Is Diabetes Treatment Different, Too?
A good diabetes diet and regular exercise matters for people with type 1 and type 2 diabetes, Knapp explains. “The big difference is that everybody with type 1 diabetes needs to take insulin,” she says. “People with type 1 diabetes need to check their blood sugar level with a device called a glucometer about four times a day to know how much insulin to take.”
Treatment for type 2 diabetes also starts with diet and exercise, and oral medication can also be used to increase the amount of insulin the pancreas makes, Knapp says. “Over time, if the pancreas stops making insulin, some people with type 2 will also need insulin.” People with type 2 diabetes also need to check their blood sugar, from one to several times a day, depending on their state of health.
What Are the Complications of Diabetes?
“Whether it’s type 1 or type 2,” Drinsic says, “the big picture for diabetes is all about preventing complications,” which are mostly related to nerve and blood vessel damage. For example, if you have either type of diabetes, you have twice the risk of heart attack or heart disease as compared with someone without the disease. Other complications include eye problems, kidney disease, foot infections, skin infections, stroke, high blood pressure, cognitive decline, and high cholesterol.

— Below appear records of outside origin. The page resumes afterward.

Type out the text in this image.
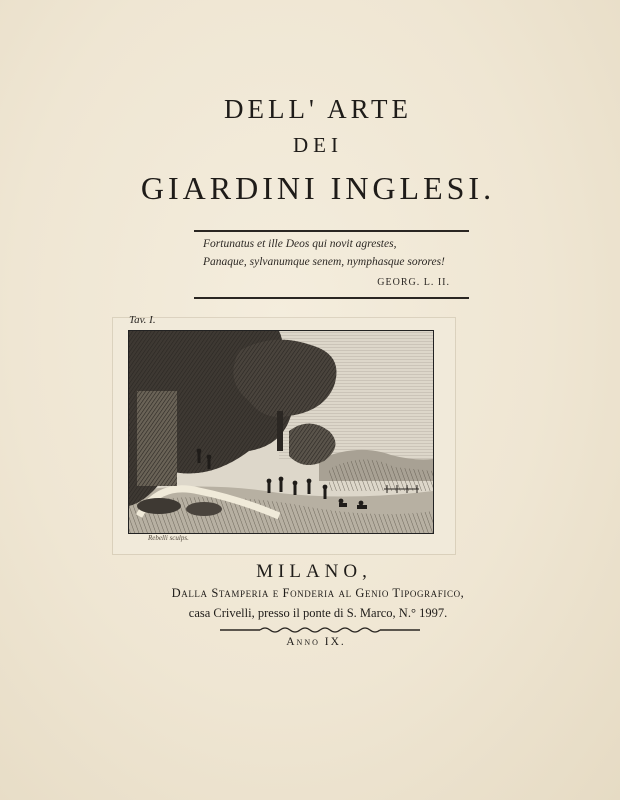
DELL' ARTE
DEI
GIARDINI INGLESI.
Fortunatus et ille Deos qui novit agrestes,
Panaque, sylvanumque senem, nymphasque sorores!
GEORG. L. II.
Tav. I.
Rebelli sculps.
MILANO,
Dalla Stamperia e Fonderia al Genio Tipografico,
casa Crivelli, presso il ponte di S. Marco, N.° 1997.
Anno IX.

Can Diabetes Be Prevented or Cured?
“As of now there is no way to prevent or cure type 1 diabetes,” Drincic notes. “There is lots of promising research, but it is still in the early stages.” Some of the initiatives involve targeting the cells in the immune system that cause the autoimmune response. Other possibilities include the use of stem cells or pancreas transplants.
Another area of research is diet and its effects on both prevention and diabetes maintenance. A study published in March 2017 in the British Journal of Nutrition reported that following a diet high in plant nutrients and low in meat consumption lowers a person’s risk of developing type 2 diabetes. The results indicated that certain compounds found in meat, rather than specific proteins, increased the risk of type 2 diabetes. Aside from eating healthy foods rich in plant nutrients, a large number of studies indicate that exercise is paramount not only for weight control, but also for maintaining a healthy, optimistic outlook.
“The best cure for type 2 diabetes is prevention, and research on that is very exciting,” Drincic says. “Losing a moderate amount of weight and exercising regularly can reduce or delay type 2 diabetes significantly.” For example, The Finnish Diabetes Prevention Study (DPS), a landmark study published in December 2003 in the journal Diabetes Care, followed 522 middle-aged, overweight subjects with risk factors for type 2 diabetes. A weight-loss diet and 30 minutes of daily exercise lowered their risk of developing type 2 diabetes by 58 percent compared with those who didn’t follow the diet or exercise.